The atmospheric science community recently has begun to appreciate more fully the impacts of land-surface characteristics and processes on weather and climate. Observational and modeling studies have demonstrated this importance on a full range of temporal and spatial scales. Recognizing the need to more adequately simulate land-surface processes in mesoscale models, the National Centers for Environmental Prediction Environmental Modeling Center recently implemented a modern land-surface parameterization scheme in the mesoscale Eta model, the primary operational numerical weather prediction system for providing short-term forecast guidance to the National Weather Service. To facilitate better the new land-surface scheme, changes were also made to the atmospheric surface layer scheme. These new schemes became operational on 31 January 1996. On 18 February 1997, several changes were made to the new schemes to improve their ability to simulate the fluxes of heat and water vapor from the land-surface--processes that are critical in determining the diurnal evolution of the planetary boundary layer (PBL).

The purpose of this study is to evaluate the performance of the new schemes using Oklahoma Mesonet observations. Three months of operational model data have been compared with Mesonet observations. Three months of operational model data have been compared with Mesonet observations -- May, June, and July of 1997. Model fields of soil moisture and soil temperature are examined. To understand how possible inadequacies in the simulation of land-surface variables adversely affects the thermodynamic structure of the model PBL, surface energy fluxes are examined in detail at the grid point corresponding to the Mesonet site at Norman, OK (NORM). For this study, special instruments were installed at NORM for estimating surface energy fluxes. Additionally, model fields of shelter-level air temperature and specific humidity are compared to Mesonet observations across Oklahoma. The vertical structure of the model PBL is compared with rawinsonde observations.

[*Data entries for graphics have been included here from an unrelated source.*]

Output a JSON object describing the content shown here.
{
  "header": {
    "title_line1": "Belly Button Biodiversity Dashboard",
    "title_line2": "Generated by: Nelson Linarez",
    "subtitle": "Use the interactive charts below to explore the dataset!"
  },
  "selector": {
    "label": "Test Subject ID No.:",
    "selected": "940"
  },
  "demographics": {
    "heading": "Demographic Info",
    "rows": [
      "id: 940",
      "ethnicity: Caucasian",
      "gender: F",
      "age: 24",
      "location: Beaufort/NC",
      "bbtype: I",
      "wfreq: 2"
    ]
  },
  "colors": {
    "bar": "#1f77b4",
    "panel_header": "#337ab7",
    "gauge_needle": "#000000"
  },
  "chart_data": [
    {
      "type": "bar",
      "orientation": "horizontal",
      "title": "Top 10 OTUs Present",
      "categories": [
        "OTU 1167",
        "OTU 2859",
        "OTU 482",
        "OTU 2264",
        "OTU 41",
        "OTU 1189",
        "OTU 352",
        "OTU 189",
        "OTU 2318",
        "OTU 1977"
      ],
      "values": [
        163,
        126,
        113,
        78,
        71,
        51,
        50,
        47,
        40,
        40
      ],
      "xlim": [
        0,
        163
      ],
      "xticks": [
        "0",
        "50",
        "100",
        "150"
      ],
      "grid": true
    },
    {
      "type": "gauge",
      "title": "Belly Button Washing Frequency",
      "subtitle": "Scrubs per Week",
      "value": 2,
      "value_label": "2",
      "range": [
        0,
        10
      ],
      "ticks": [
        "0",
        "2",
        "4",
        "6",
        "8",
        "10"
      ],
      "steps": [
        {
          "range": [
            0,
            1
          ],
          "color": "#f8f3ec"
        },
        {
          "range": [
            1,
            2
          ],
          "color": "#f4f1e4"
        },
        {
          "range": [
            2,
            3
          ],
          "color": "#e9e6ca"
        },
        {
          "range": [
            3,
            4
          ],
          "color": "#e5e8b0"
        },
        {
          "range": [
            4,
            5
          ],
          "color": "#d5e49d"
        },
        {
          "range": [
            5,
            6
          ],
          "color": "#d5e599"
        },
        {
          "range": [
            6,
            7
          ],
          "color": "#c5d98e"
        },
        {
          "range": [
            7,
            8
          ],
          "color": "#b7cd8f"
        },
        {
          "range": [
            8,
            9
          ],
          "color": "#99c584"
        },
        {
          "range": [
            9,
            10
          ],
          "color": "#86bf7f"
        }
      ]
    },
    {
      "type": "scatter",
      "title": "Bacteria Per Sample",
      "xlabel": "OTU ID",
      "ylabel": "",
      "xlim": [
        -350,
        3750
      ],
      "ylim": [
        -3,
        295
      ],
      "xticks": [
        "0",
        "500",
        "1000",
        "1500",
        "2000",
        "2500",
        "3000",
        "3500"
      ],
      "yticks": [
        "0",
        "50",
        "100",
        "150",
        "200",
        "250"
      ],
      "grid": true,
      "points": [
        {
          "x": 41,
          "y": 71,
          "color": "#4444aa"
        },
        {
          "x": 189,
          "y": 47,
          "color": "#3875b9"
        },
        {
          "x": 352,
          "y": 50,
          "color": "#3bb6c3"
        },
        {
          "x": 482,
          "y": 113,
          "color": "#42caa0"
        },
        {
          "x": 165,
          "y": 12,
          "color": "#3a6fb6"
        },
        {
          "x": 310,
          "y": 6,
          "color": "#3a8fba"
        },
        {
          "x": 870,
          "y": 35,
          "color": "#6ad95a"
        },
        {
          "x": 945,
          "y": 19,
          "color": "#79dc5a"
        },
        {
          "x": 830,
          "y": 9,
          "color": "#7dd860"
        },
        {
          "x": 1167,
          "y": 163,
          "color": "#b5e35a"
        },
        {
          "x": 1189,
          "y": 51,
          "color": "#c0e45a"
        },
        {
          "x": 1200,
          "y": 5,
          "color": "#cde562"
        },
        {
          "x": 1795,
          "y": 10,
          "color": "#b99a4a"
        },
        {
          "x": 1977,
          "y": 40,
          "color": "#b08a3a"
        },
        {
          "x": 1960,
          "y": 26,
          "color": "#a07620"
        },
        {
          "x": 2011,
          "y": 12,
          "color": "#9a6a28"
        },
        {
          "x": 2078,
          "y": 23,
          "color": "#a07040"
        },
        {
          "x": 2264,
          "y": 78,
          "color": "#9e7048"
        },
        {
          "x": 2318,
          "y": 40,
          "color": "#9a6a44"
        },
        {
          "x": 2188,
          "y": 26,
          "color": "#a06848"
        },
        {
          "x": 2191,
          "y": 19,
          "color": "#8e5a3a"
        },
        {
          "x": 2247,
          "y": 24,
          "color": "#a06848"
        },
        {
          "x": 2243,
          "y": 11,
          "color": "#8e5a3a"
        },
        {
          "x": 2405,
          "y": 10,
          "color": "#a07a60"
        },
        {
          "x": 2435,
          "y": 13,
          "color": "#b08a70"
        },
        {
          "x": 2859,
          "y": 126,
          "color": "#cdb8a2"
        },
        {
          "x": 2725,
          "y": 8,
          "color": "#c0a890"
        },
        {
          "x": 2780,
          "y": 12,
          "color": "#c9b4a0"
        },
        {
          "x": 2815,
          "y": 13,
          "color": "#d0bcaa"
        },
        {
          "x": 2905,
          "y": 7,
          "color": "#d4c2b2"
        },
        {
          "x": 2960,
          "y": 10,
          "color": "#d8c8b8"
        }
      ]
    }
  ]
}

Results show that during the time of this study, there was a severe positive bias in top-layer soil moisture, primarily because of the initialization approach. An excess of net radiation at the surface, partly because of a positive bias in downward shortwave radiation also appears. For numerous reasons, ground heat flux appears to be underestimated during the daylight hours by the Eta model. Because the land-surface scheme is constrained by energy balance, the excess net radiation and underestimated ground heat flux result in too much available energy for turbulent fluxes (i.e., sensible and latent heat flux). The severe positive bias in soil moisture serves to partition much of this excess toward overestimated latent heat flux. Evidence is also presented to suggest the possibility that entrainment is underestimated at the top of the model PBL. The net result of the model inadequacies outlined herein was a PBL that was often too cool, too moist, and too shallow. Thus, the resulting errors in the thermodynamic structure of the PBL can have serious consequences on model stability indices and the prediction of warm season precipitation.

Future work is outlined that will address the model inadequacies documented in this thesis. This work includes the development of a new Land Data Assimilation System (LDAS) for the operational Eta model, and possible testing of a new scheme for vertical diffusion in the PBL.